El macho dominante de la manada le da voces y le amenaza agitando el dedo
índice de su mano de un lado para otro. El infeliz no dice nada, tiene agachada
la cabeza mientras que los demás también le conminan. Seguro estoy que este
pobre desdichado aún tiene el salitre de la brisa del Estrecho pegada en su
piel, o las heridas lacerantes y sangrantes de la alambrada de la valla en sus manos.
Los dejo discutiendo.
Llego a mi destino. En el hall de la
clínica donde me realizarán unas prueba médicas unas señoras muy emperifolladas sentadas ante una mesa petitoria de no sé qué ONG me invitan a que me acerque y
contribuya con su causa. ¡Que España! Todo el mundo pidiendo. Recuerdo aquellos
años de la posguerra donde para pedir había que enseñar el muñón de un brazo o
de una pierna, porque por haber había muchos más muñones, los del alma
por tantas heridas sufridas en aquella guerra, pero estos estaban prohibidos
enseñarlos y menos revelarlos. Recuerdo a aquellos desgraciados cuando llegaban
a nuestro pueblo contando crímenes y sucesos dantescos que leían de un impreso
de colores que luego vendían a real o a perra gorda.

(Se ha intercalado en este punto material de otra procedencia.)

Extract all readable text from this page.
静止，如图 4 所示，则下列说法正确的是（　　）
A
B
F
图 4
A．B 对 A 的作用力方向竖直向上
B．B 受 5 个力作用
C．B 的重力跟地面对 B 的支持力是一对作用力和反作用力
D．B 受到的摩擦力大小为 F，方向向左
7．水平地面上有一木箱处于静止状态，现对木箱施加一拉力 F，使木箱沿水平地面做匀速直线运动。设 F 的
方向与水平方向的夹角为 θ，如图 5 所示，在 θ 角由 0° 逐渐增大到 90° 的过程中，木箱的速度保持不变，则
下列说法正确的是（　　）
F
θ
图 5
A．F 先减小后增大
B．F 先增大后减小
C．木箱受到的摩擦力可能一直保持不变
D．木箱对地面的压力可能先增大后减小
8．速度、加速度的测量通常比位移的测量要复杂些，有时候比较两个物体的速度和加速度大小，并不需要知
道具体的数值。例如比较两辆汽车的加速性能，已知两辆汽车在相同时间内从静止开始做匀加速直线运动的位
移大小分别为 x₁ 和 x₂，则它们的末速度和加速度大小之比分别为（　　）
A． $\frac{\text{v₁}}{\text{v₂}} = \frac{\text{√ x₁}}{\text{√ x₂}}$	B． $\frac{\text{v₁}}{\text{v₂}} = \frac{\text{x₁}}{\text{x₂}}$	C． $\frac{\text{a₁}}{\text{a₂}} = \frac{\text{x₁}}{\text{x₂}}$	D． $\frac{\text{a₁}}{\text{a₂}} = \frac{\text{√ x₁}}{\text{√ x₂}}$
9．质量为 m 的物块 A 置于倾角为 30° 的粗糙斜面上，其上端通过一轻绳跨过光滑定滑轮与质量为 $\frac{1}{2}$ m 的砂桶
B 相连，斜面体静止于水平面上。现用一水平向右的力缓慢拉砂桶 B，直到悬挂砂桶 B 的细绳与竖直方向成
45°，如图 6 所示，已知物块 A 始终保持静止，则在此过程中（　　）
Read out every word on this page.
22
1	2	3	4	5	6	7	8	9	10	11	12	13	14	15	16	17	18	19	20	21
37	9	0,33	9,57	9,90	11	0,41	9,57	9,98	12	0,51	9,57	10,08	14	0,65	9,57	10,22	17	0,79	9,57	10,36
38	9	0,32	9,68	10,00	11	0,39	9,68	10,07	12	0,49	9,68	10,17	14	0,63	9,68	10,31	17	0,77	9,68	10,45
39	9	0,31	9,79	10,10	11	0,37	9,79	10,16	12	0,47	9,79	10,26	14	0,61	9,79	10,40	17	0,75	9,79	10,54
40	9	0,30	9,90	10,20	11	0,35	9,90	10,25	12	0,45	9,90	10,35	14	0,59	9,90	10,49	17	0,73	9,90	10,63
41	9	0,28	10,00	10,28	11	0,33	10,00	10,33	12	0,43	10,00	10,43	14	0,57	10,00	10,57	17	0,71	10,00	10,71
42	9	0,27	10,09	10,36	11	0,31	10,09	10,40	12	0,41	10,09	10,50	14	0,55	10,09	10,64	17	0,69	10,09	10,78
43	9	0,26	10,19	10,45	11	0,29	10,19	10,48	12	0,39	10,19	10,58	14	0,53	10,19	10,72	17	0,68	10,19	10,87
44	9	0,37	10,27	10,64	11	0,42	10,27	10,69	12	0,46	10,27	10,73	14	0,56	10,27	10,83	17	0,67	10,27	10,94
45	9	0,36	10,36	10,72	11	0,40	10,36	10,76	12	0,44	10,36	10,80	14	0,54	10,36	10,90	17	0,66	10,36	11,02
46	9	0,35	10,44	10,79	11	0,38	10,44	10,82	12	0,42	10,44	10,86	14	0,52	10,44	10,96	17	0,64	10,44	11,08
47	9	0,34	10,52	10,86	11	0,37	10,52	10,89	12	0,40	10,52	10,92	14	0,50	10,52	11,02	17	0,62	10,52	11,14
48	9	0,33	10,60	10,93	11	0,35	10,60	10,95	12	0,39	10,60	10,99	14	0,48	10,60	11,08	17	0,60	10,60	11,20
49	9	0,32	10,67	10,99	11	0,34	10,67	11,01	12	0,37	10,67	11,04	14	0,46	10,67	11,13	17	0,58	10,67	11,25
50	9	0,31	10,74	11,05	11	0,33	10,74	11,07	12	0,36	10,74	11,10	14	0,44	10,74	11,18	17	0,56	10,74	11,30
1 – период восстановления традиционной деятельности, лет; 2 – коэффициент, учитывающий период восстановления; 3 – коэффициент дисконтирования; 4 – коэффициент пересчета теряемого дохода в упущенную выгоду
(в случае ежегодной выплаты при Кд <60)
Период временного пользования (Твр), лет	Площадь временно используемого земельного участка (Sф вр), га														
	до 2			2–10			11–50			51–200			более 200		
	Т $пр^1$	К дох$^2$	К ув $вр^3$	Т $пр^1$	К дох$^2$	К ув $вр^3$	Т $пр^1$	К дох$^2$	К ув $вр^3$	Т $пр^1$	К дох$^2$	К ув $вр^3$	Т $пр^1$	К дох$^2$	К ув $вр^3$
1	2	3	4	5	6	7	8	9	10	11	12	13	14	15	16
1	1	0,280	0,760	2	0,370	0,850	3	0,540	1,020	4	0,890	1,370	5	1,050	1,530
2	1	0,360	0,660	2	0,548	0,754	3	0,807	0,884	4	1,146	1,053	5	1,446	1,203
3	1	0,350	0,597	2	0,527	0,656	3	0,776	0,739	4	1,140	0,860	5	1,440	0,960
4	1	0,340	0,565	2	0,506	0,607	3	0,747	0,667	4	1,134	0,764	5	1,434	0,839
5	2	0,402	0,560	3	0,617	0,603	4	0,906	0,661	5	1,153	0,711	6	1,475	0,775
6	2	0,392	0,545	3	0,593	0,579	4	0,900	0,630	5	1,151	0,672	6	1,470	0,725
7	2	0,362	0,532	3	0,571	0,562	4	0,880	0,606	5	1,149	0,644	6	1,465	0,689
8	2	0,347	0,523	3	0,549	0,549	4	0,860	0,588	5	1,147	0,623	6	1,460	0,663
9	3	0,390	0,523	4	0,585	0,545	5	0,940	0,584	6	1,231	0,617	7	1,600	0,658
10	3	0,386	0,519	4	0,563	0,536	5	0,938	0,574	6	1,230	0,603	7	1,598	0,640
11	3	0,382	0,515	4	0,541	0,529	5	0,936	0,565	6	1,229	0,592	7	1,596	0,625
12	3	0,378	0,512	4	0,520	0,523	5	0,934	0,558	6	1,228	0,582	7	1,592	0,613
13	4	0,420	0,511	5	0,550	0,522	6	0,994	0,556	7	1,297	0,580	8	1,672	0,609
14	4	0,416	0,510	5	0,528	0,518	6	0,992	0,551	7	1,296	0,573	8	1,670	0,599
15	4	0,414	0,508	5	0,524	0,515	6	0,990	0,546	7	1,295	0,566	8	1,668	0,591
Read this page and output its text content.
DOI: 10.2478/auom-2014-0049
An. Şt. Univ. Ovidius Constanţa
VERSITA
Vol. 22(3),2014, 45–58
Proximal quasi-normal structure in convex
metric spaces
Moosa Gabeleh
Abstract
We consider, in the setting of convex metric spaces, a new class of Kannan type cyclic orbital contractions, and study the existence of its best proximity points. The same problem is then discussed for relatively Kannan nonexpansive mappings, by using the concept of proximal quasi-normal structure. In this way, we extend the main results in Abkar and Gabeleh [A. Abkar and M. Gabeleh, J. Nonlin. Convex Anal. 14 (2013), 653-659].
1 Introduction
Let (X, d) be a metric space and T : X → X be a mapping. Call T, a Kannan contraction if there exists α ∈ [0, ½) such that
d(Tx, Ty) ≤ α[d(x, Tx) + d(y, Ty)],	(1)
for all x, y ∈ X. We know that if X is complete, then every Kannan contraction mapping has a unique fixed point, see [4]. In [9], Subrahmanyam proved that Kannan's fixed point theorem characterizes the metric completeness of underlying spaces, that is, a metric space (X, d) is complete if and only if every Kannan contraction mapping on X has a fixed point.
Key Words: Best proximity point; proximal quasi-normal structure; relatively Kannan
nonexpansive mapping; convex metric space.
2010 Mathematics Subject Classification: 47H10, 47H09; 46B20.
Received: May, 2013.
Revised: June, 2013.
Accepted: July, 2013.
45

De regreso a mi casa utilizo de nuevo
el metro donde al poco, en el vagón, un grupo musical de nariz afilada y curva,
de ojos achinados y tez oscura, allende del Machu Picchu interpretan muy
acertadamente con flauta andina y otros instrumentos musicales, Los sonidos del silencio. Después interpretan El condor pasa, que no se si pasa, o
pasó, porque lo único que vi pasar es el platillo y observo que casi todo el
mundo en esta ocasión contribuye. Algunos hasta les aplauden.
Antes de subir a casa abro mi buzón y
me encuentro el recibo de la contribución de mi vivienda. Otros pidiendo me
digo, aunque estos lo hacen de forma muy educada. Te dan un plazo para hacerlo,
y si no lo haces te penalizan, y no sé por cuantas cosas más te pueden llegar a
empapelar si no pagas.
Pedir... pedir... pedir... Busco
sinónimos en el diccionario para esta palabra y encuentro todos estos:
solicitar, requerir, demandar, pretender, exigir, reivindicar, reclamar,
suplicar, implorar, rogar, rezar, postular, mendigar, pordiosear, y algunos
más. Entre todos ellos escojo el de
rezar. Si, porque quiero rezar para que escenas como estas vividas por mí
lleguen a desaparecer y no veamos en el
metro, o en nuestras calles y plazas a gentes así como las que he descrito,
pero por ahora como dice Serrat en una de sus canciones: Que mientras estamos hablando, más y más pobres siguen llegando.
Disculpe el señor, es el título de esta canción. Pues eso, a mi
entender deberían de pedirnos disculpas los culpables de haber llegado a la
situación de la España
actual. Pero no lo hacen, ni lo harán, porque no sirven para pedir, con lo
barato que resulta pedir, en este caso... pedir perdón.